The NIS 2 Directive was published in December 2022 and came into effect on 16 January 2023. Member States have 21 months to implement it in their own legislation. It is expected to be ready by October 2024. All implementing decrees, as well as the existing Cybersecurity Act, will be abolished.  The new directive will regulate medium and large enterprises and selected services. The regulation will take place in two modes: higher and lower obligations. The National Cyber and Information Security Agency (NÚKIB) received thousands of comments on the law, but there are still problems with definitions and reporting under the different regulations. Probably the biggest problem is that the law works with the concept of significant impact, but nowhere defines the degree of determination of such impact.Currently, there is a need to report under various regulations: GDPR, DORA, ENISA and others. The NCIB argues that there is a need for cooperation between authorities and it will take time. Similarly, the situation in which there is a system outage that prevents the submission of reports has not been addressed.  We are still at the beginning and it is still possible to comment and influence the outcome.

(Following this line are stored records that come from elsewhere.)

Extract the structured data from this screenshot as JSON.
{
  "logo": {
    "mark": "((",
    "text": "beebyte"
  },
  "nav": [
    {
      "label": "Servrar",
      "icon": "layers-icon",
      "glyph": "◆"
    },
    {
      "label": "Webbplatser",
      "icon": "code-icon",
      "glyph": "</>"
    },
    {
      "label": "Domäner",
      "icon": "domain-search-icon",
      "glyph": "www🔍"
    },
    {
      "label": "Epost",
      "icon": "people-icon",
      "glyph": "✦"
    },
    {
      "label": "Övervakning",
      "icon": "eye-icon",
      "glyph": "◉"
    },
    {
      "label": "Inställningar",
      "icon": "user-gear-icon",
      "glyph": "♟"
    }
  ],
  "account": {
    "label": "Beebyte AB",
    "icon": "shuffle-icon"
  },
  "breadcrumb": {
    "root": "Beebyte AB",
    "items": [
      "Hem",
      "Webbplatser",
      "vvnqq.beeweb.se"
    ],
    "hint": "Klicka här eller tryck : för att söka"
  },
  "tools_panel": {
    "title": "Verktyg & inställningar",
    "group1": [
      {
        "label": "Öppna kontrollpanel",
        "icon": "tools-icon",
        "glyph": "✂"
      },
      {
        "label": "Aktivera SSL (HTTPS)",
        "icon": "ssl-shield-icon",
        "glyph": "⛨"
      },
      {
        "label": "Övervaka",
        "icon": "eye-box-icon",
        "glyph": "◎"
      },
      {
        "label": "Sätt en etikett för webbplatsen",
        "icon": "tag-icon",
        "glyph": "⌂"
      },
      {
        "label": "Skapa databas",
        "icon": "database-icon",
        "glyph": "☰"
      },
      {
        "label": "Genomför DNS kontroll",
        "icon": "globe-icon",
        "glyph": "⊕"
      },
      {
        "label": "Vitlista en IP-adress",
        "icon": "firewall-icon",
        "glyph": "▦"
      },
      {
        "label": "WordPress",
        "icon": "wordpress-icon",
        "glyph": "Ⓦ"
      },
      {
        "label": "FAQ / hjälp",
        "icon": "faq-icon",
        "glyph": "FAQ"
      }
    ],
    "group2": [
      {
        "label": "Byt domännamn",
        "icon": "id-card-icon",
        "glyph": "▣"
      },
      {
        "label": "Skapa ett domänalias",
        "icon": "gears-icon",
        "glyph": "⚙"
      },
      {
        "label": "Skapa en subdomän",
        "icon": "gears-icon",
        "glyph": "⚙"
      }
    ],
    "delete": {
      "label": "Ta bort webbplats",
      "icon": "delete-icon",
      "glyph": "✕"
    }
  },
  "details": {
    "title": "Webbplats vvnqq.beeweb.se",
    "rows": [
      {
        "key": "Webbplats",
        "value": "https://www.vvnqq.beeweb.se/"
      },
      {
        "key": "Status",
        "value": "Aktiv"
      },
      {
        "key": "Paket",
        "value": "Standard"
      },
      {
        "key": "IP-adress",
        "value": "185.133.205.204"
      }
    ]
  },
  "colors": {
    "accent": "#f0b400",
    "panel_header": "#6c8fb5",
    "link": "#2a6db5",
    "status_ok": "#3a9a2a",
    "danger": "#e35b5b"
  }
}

Jonáš Papoušek: coordinated vulnerability disclosure in the Czech Republic

CVD is a formalized process that allows ethical hackers to share information about vulnerabilities with the responsible organization. There are several ways to conduct ethical vulnerability discovery, but they can come with legal challenges. CVD should be built on accountability and the organization should evaluate whether it wants to deploy it. The advantages of CVD are that it is inexpensive, legal, and increases product security. Implementing CVD is a task for the NCIS as part of the action plan for the National Cybersecurity Strategy 2021-2025. Other countries have different approaches to protecting vulnerability discoverers. The Czech Republic is trying to find an effective way within the framework of current legal standards.

Zbyněk Pospíchal: IoD

The Internet of Things (IoT) is a breeding ground for many security weaknesses. This area has a certain subset - remotely controlled erotic gadgets - which are equally or worse off in terms of security than the IoT as a whole. The first such devices appeared in the 1990s, when security was not yet an issue. Since these devices now use Bluetooth and can then be controlled over the internet, it is possible to misuse such devices to collect personal data, but it is also possible to monetise them. One example is a webcam vibrator that had Wi-Fi and a known default password. Similarly, one manufacturer collected data on device usage without the users' knowledge. Lawsuits were filed one of the users received a compensation of four million dollars. The thing to remember is that lost company data may not be the worst thing that can happen to you.

Ondřej Filip: Root Zone KSK Ceremony

DNS was not initially designed to be a secure protocol, much like many other protocols. Later, the DNSSEC protocol was created, which works and is widely used today.  Then we started signing individual zones, starting with national zones. For DNSSEC to work globally, we need a so-called  secure anchor - a point of trust. In this case, it is the root zone. The process of signing the root zone was discussed extensively and eventually the roles were split between IANA and Verisign. The signing process is very transparent and takes place four times a year in a secure room with smart cards. Transparency is essential and the whole process is very robust because it is a sensitive operation on a database that contains data from every country in the world. Community representatives are selected on the basis of reputation, knowledge of DNS and DNSSEC technology and cultural or geographical diversity.

Blažej Krajňák: the DDR mechanism in practice

DDR stands for Discovery of Designated Resolvers and allows you to discover information about encryption support when communicating with DNS resolvers. The way it works is that once the client gets the addresses of DNS resolvers, for example from DHCP, it queries each of them for a special _dns.resolver.arpa record that contains the necessary encryption information. The client then attempts to connect over this encrypted connection, and communication must be established using a valid TLS certificate issued to the actual IP address. This implies that the device must have a public IP address.